Por LUÍS ROBERTO BARROSO

  • Julgamentos eram dever inevitável; consolidamos a democracia e viramos a página dos ciclos do atraso, com golpes e contragolpes
  • Isso manteve a nação sob algum grau de tensão e impediu a pacificação política plena, que eu gostaria de ter ajudado a alinhavar

Nesta segunda-feira (29) encerrarei a minha presidência no Supremo Tribunal Federal (STF) e no Conselho Nacional de Justiça (CNJ). Faço algumas breves reflexões e o balanço de algumas iniciativas. A primeira: as relações entre os Poderes foram independentes e harmoniosas e, mais que isso, cordiais. A vida flui melhor com boa-fé e boa vontade.

A segunda reflexão é sobre o papel do STF. A Constituição brasileira é bastante abrangente e cuida de muitos temas que em outros países são deixados para a política. Além disso, o acesso ao tribunal é facilitado por via de inúmeras ações diretas, que podem ser propostas por múltiplos atores. E os julgamentos são públicos e transmitidos ao vivo.

Esse arranjo institucional dá certo protagonismo ao Supremo, que decide algumas das questões mais divisivas da sociedade. Críticas a esse papel são legítimas e fazem parte do debate público democrático.

Mas não custa lembrar que foi esse arranjo que permitiu ao país o mais longo período de estabilidade institucional de sua história republicana. Sem tortura, censura, desaparecidos ou fechamento do Congresso Nacional. Só quem não soube a sombra não reconhece a luz.
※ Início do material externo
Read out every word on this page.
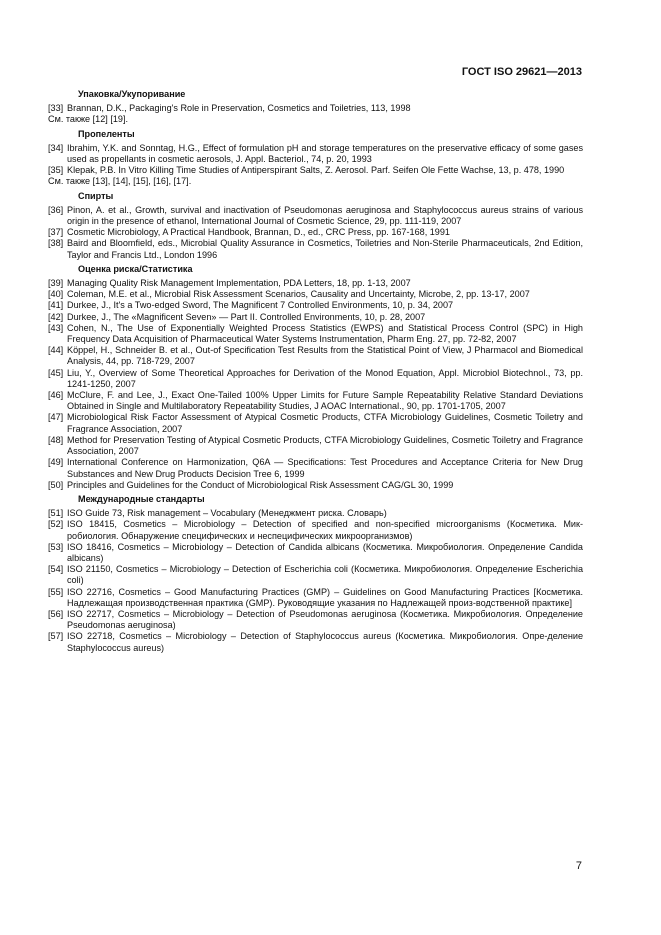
ГОСТ ISO 29621—2013
Упаковка/Укупоривание
[33] Brannan, D.K., Packaging's Role in Preservation, Cosmetics and Toiletries, 113, 1998
См. также [12] [19].
Пропеленты
[34] Ibrahim, Y.K. and Sonntag, H.G., Effect of formulation pH and storage temperatures on the preservative efficacy of some gases used as propellants in cosmetic aerosols, J. Appl. Bacteriol., 74, p. 20, 1993
[35] Klepak, P.B. In Vitro Killing Time Studies of Antiperspirant Salts, Z. Aerosol. Parf. Seifen Ole Fette Wachse, 13, p. 478, 1990
См. также [13], [14], [15], [16], [17].
Спирты
[36] Pinon, A. et al., Growth, survival and inactivation of Pseudomonas aeruginosa and Staphylococcus aureus strains of various origin in the presence of ethanol, International Journal of Cosmetic Science, 29, pp. 111-119, 2007
[37] Cosmetic Microbiology, A Practical Handbook, Brannan, D., ed., CRC Press, pp. 167-168, 1991
[38] Baird and Bloomfield, eds., Microbial Quality Assurance in Cosmetics, Toiletries and Non-Sterile Pharmaceuticals, 2nd Edition, Taylor and Francis Ltd., London 1996
Оценка риска/Статистика
[39] Managing Quality Risk Management Implementation, PDA Letters, 18, pp. 1-13, 2007
[40] Coleman, M.E. et al., Microbial Risk Assessment Scenarios, Causality and Uncertainty, Microbe, 2, pp. 13-17, 2007
[41] Durkee, J., It's a Two-edged Sword, The Magnificent 7 Controlled Environments, 10, p. 34, 2007
[42] Durkee, J., The «Magnificent Seven» — Part II. Controlled Environments, 10, p. 28, 2007
[43] Cohen, N., The Use of Exponentially Weighted Process Statistics (EWPS) and Statistical Process Control (SPC) in High Frequency Data Acquisition of Pharmaceutical Water Systems Instrumentation, Pharm Eng. 27, pp. 72-82, 2007
[44] Köppel, H., Schneider B. et al., Out-of Specification Test Results from the Statistical Point of View, J Pharmacol and Biomedical Analysis, 44, pp. 718-729, 2007
[45] Liu, Y., Overview of Some Theoretical Approaches for Derivation of the Monod Equation, Appl. Microbiol Biotechnol., 73, pp. 1241-1250, 2007
[46] McClure, F. and Lee, J., Exact One-Tailed 100% Upper Limits for Future Sample Repeatability Relative Standard Deviations Obtained in Single and Multilaboratory Repeatability Studies, J AOAC International., 90, pp. 1701-1705, 2007
[47] Microbiological Risk Factor Assessment of Atypical Cosmetic Products, CTFA Microbiology Guidelines, Cosmetic Toiletry and Fragrance Association, 2007
[48] Method for Preservation Testing of Atypical Cosmetic Products, CTFA Microbiology Guidelines, Cosmetic Toiletry and Fragrance Association, 2007
[49] International Conference on Harmonization, Q6A — Specifications: Test Procedures and Acceptance Criteria for New Drug Substances and New Drug Products Decision Tree 6, 1999
[50] Principles and Guidelines for the Conduct of Microbiological Risk Assessment CAG/GL 30, 1999
Международные стандарты
[51] ISO Guide 73, Risk management – Vocabulary (Менеджмент риска. Словарь)
[52] ISO 18415, Cosmetics – Microbiology – Detection of specified and non-specified microorganisms (Косметика. Мик-робиология. Обнаружение специфических и неспецифических микроорганизмов)
[53] ISO 18416, Cosmetics – Microbiology – Detection of Candida albicans (Косметика. Микробиология. Определение Candida albicans)
[54] ISO 21150, Cosmetics – Microbiology – Detection of Escherichia coli (Косметика. Микробиология. Определение Escherichia coli)
[55] ISO 22716, Cosmetics – Good Manufacturing Practices (GMP) – Guidelines on Good Manufacturing Practices [Косметика. Надлежащая производственная практика (GMP). Руководящие указания по Надлежащей произ-водственной практике]
[56] ISO 22717, Cosmetics – Microbiology – Detection of Pseudomonas aeruginosa (Косметика. Микробиология. Определение Pseudomonas aeruginosa)
[57] ISO 22718, Cosmetics – Microbiology – Detection of Staphylococcus aureus (Косметика. Микробиология. Опре-деление Staphylococcus aureus)
7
Neste período, o STF decidiu os temas mais variados, que incluíram drogas, plataformas digitais, sistema prisional, execução imediata de condenações pelo júri, desintrusão de terras indígenas, proteção ambiental, entre muitas outras. Decisões debatidas à luz do dia e que solucionaram questões estruturais no país.

Curiosamente, embora o STF tenha maior visibilidade, as principais políticas do Judiciário são traçadas e conduzidas pelo CNJ. A primeira e mais importante trouxe um choque de integridade e de qualidade. Foi criado o Exame Nacional de Magistratura (Enam), ao qual todos os candidatos a juiz precisam se submeter. Cria-se um padrão nacional para a magistratura e eliminam-se os rumores de coisas erradas que aconteciam em alguns certames. Na mesma linha e para os mesmos fins, foi criado o Exame Nacional de Cartórios.
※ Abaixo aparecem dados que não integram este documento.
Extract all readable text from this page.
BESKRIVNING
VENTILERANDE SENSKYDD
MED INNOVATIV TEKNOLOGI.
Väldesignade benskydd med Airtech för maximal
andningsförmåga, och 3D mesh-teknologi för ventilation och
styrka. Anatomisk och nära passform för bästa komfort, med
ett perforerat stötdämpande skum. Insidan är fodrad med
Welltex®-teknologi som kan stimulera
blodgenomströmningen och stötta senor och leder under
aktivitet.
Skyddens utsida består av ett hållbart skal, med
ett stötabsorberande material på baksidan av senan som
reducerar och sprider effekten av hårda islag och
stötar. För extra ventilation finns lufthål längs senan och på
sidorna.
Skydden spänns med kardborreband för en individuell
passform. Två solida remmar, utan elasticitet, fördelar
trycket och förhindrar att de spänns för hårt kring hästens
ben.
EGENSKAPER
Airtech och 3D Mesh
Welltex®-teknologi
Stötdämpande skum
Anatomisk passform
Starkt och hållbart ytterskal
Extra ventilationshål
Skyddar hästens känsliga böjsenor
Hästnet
No plano dos direitos humanos, foi implementada resolução que previu paridade de gênero na promoção por merecimento aos tribunais de 2º grau. Assim, se um homem tiver sido promovido para determinada vaga, a seguinte será necessariamente de uma mulher. Na busca por equidade, lançamos um programa de bolsas de estudos para os candidatos negros aprovados no Enam, o que fará com que a demografia do Judiciário se pareça mais com o Brasil.
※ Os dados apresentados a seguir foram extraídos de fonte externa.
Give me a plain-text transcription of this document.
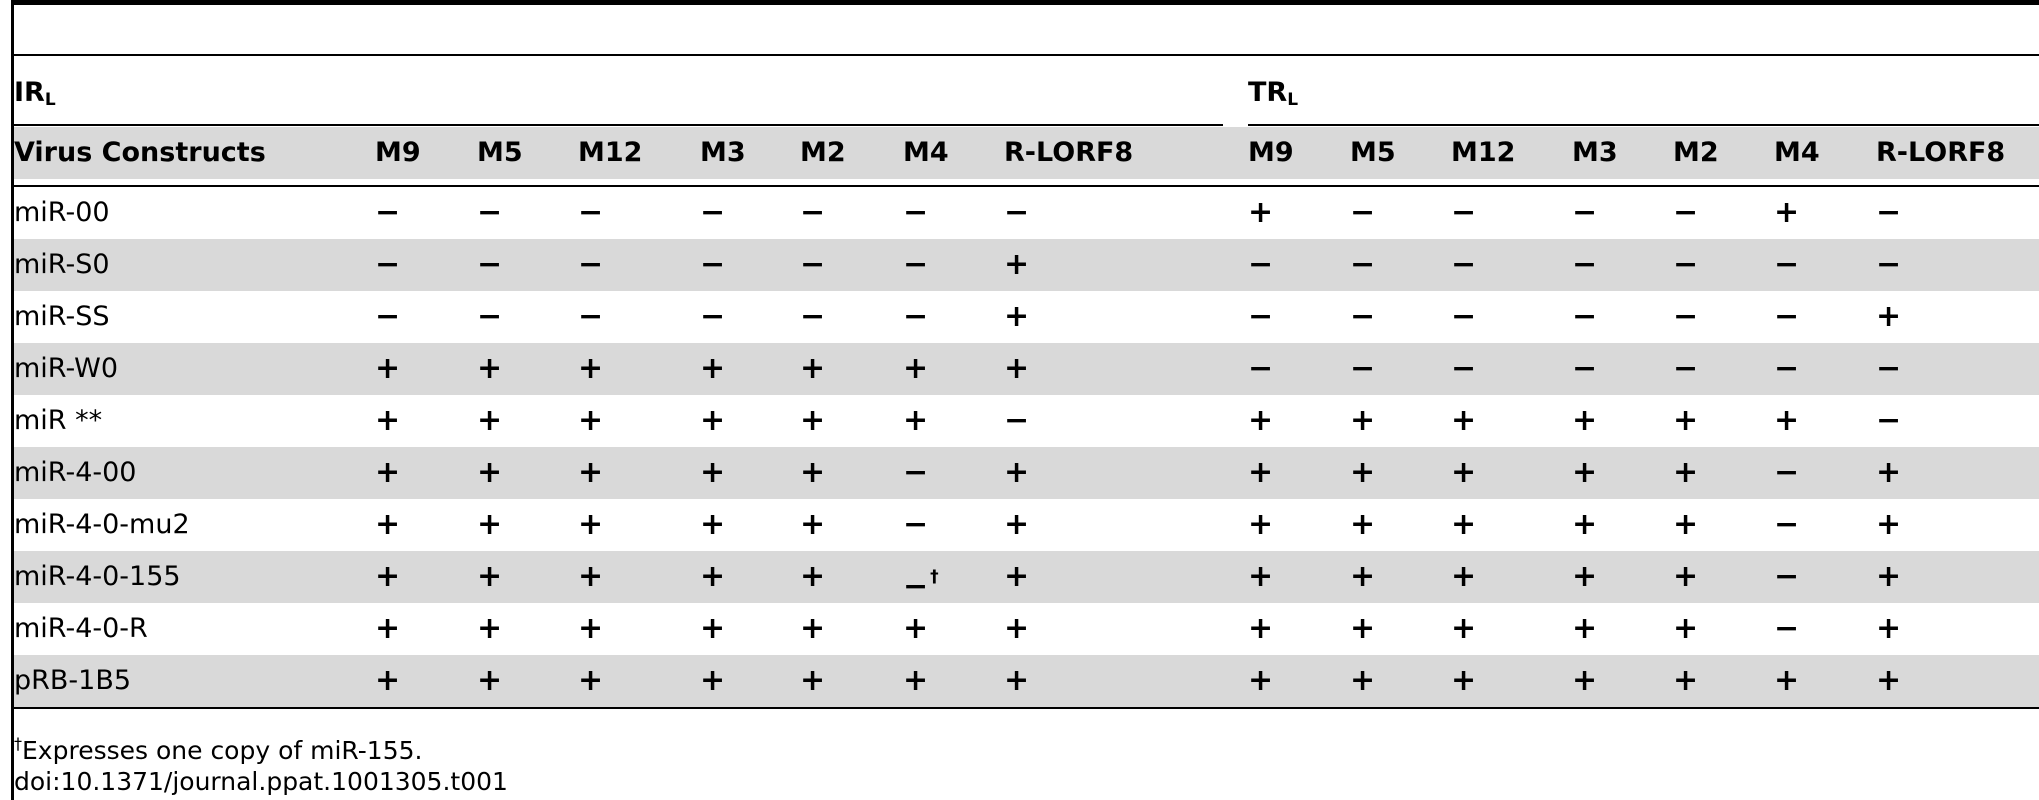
$IR_L$	$TR_L$
Virus Constructs	M9 M5 M12 M3 M2 M4 R-LORF8	M9 M5 M12 M3 M2 M4 R-LORF8
miR-00	−	−	−	− −	−	−	+	−	−	−	−	+	−
miR-S0	−	−	−	− −	−	+	−	−	−	−	−	−	−
miR-SS	−	−	−	− −	−	+	−	−	−	−	−	−	+
miR-W0	+	+	+	+ +	+	+	−	−	−	−	−	−	−
miR **	+	+	+	+ +	+	−	+	+	+	+	+	+	−
miR-4-00	+	+	+	+ +	−	+	+	+	+	+	+	−	+
miR-4-0-mu2	+	+	+	+ +	−	+	+	+	+	+	+	−	+
miR-4-0-155	+	+	+	+ +	− † +	+	+	+	+	+	−	+
miR-4-0-R	+	+	+	+ +	+	+	+	+	+	+	+	−	+
pRB-1B5	+	+	+	+ +	+	+	+	+	+	+	+	+	+
†Expresses one copy of miR-155.
doi:10.1371/journal.ppat.1001305.t001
Celebramos, com todos os tribunais, o Pacto pela Linguagem Simples, com o compromisso de se implantar, nas decisões judiciais, texto claro e objetivo. A linguagem não deve ser utilizada como um instrumento de poder e de exclusão. No âmbito do pacto, foi criada uma ementa padrão para as decisões dos tribunais —isto é, para o resumo que antecede o texto completo. Tudo bem fácil de entender.

Enfrentamos a judicialização excessiva, reduzindo cerca de 13 milhões de execuções fiscais e com medidas que, em curto prazo, irão reduzir a litigiosidade trabalhista. Com uso avançado de tecnologia, foi criada a Plataforma Única do Poder Judiciário, que liga os sistemas de todos os tribunais com uma interface única. A plataforma permite acompanhar qualquer processo em andamento no país, que os advogados apresentem petições de qualquer lugar do Brasil, além de facilitar o trabalho dos juízes. Numa área mais delicada, proibimos os tribunais de concederem, por decisão administrativa, vantagens remuneratórias para seus integrantes. Muito mais foi feito, mas não cabe neste espaço.

Tudo isso passou, no geral, abaixo do radar, porque o país está mimetizado pelo julgamento dos episódios de 8 de janeiro de 2023 e pelo julgamento da tentativa de golpe. Isso manteve a nação sob algum grau de tensão e impediu a pacificação política plena, que eu gostaria de ter ajudado a alinhavar. Mas esses julgamentos, desgastantes como possam ter sido, eram nosso dever e uma inevitabilidade. Com eles, consolidamos nossa democracia e viramos a página dos ciclos do atraso, com golpes e contragolpes. Democracias enfrentam momentos difíceis. Mas os que viveram a ditadura sabem que ela é muito pior.